Let's take the bungled case of Shirin Ebadi, the first Muslim woman to win the Nobel Peace Prize. This Iranian dissident is being prevented from publishing her memoirs in the United States because of regulations that prohibit "trading with the enemy."

The enemy? If Iran is one point on the administration's "axis of evil," Ebadi is surely a counterpoint. The first woman ever to become a judge in Iran, she was kicked off the bench when the ayatollahs took over and declared that women were too "emotional" for the judiciary. She was given a job as clerk in the court she once presided over.

At great personal risk, this mother of two became a powerful force for human rights, especially women's and children's rights. She defended free speech and opposed child abuse. She's not only represented the family of a Canadian photojournalist who was beaten to death in an Iranian prison, she is also fighting a death penalty that applies to girls at 9 and boys at 15.

For her work, the Stockholm committee made her a Nobel laureate. The clerics in her homeland, however, prefer to call her "Islam's No. 1 enemy" and "the mare of the apocalypse."

Last year, in her acceptance speech, the Peace Prize winner said that she hoped to "be an inspiration to the masses of women who are striving to realize their rights, not only in Iran but throughout the region." When she decided to write her memoir, it was to "help correct Western stereotypes of Islam, especially the image of Muslim women as docile, forlorn creatures."

By any sane measure, Ebadi ought to be a poster child for the values we hold dear. She is a leader in the struggle against an Islam hijacked by its intolerant wing. But instead of amplifying her voice, we've covered it with red tape.

A law written in 1917 allows the president to bar transactions during times of war or national emergency. It was amended twice to exempt publishers. Nevertheless, the Treasury Department in its wisdom has ruled that it's illegal even to enhance the value of anything created in Iran without permission. And anything includes books.

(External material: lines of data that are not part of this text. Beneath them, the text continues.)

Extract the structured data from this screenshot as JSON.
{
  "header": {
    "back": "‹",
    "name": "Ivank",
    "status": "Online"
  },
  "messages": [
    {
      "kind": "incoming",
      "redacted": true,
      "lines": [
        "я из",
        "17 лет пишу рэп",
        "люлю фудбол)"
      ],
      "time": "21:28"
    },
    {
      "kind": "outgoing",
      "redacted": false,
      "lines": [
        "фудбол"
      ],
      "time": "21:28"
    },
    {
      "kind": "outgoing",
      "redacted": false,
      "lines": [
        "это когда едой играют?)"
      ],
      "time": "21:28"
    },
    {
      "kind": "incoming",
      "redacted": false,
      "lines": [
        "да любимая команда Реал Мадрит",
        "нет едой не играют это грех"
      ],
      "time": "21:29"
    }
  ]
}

As Ebadi's would-be literary agent, Wendy Strothman, put it, "If you lift a pencil to help her shape her manuscript so American audiences can read it, you are subject to punishment." The price is 10 years in prison and a $250,000 fine for an individual or $1 million for a publishing house.

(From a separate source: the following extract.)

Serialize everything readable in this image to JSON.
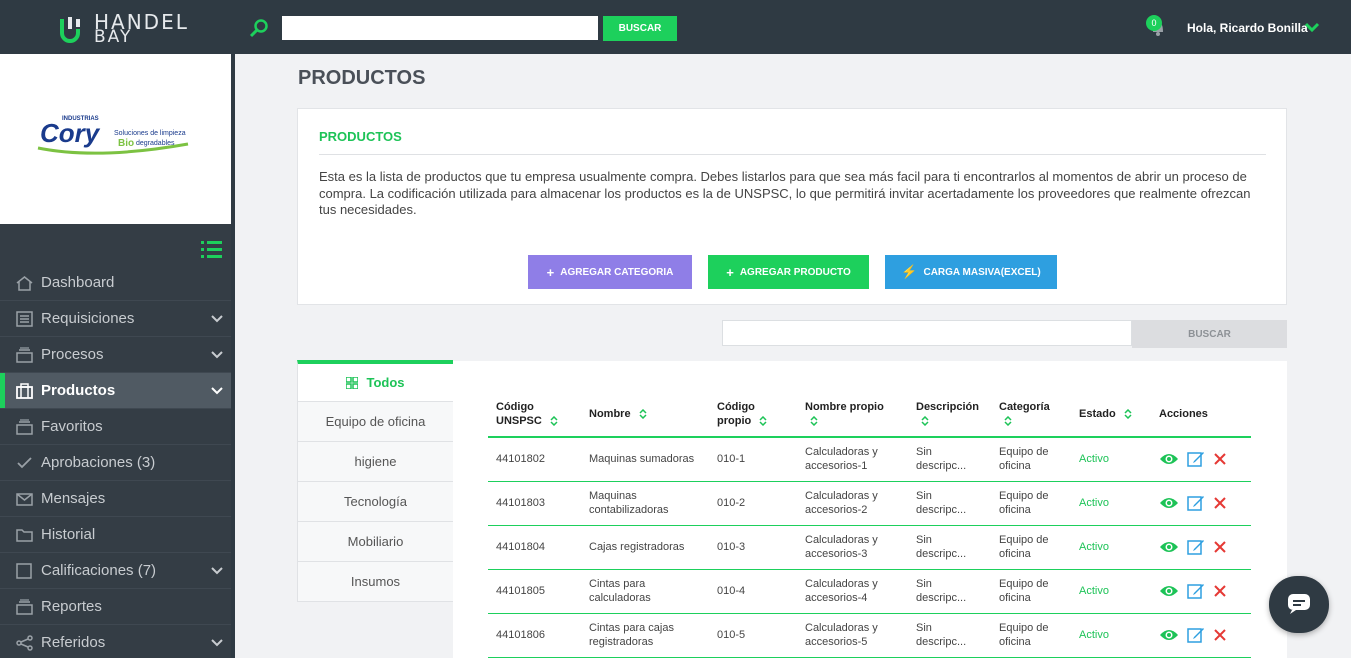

Just how byzantine are the bureaucratic rules? It is perfectly legal to reissue any book already on the shelves in Iran. You could publish, say, the unedited wisdom of the ayatollahs. It's also legal to publish the writing of an Iranian living in the United States.

The people specifically targeted are dissidents still living at home. "She can't publish in her own home," Strothman said. "For us to compound the silence is really shocking."

The Treasury Department says that all Ebadi has to do is apply for a special license. But no American needs a license to publish a book. Neither this free-speech lawyer nor her supporters are going to ask the government for permission.

Instead, Strothman and Ebadi have filed a lawsuit against the Treasury Department. So have several other groups, led by the PEN American Center. They are challenging the regulations that effectively ban writers in Sudan, Cuba and North Korea, as well as Iran. Some are authors of such aid-the-enemy books as the "Field Guide to the Birds of Cuba."

As an international public relations fiasco, however, Ebadi's case is the most dramatic. Prohibiting her memoir because it might in some way aid Iran is exactly as if we'd prohibited Alexander Solzhenitsyn's "The Gulag Archipelago" because it might have helped the Soviet Union.

This remarkable woman has a story to tell. It's the story of an everyday working mother who studied her law briefs in a locked bathroom. It's the story of a brave and harassed human rights advocate in a theocracy. But this is a story that cannot be told in Iran and cannot be sold in America.

This week Congress finally passed a bill to overhaul our intelligence. Now maybe we can overhaul our common sense.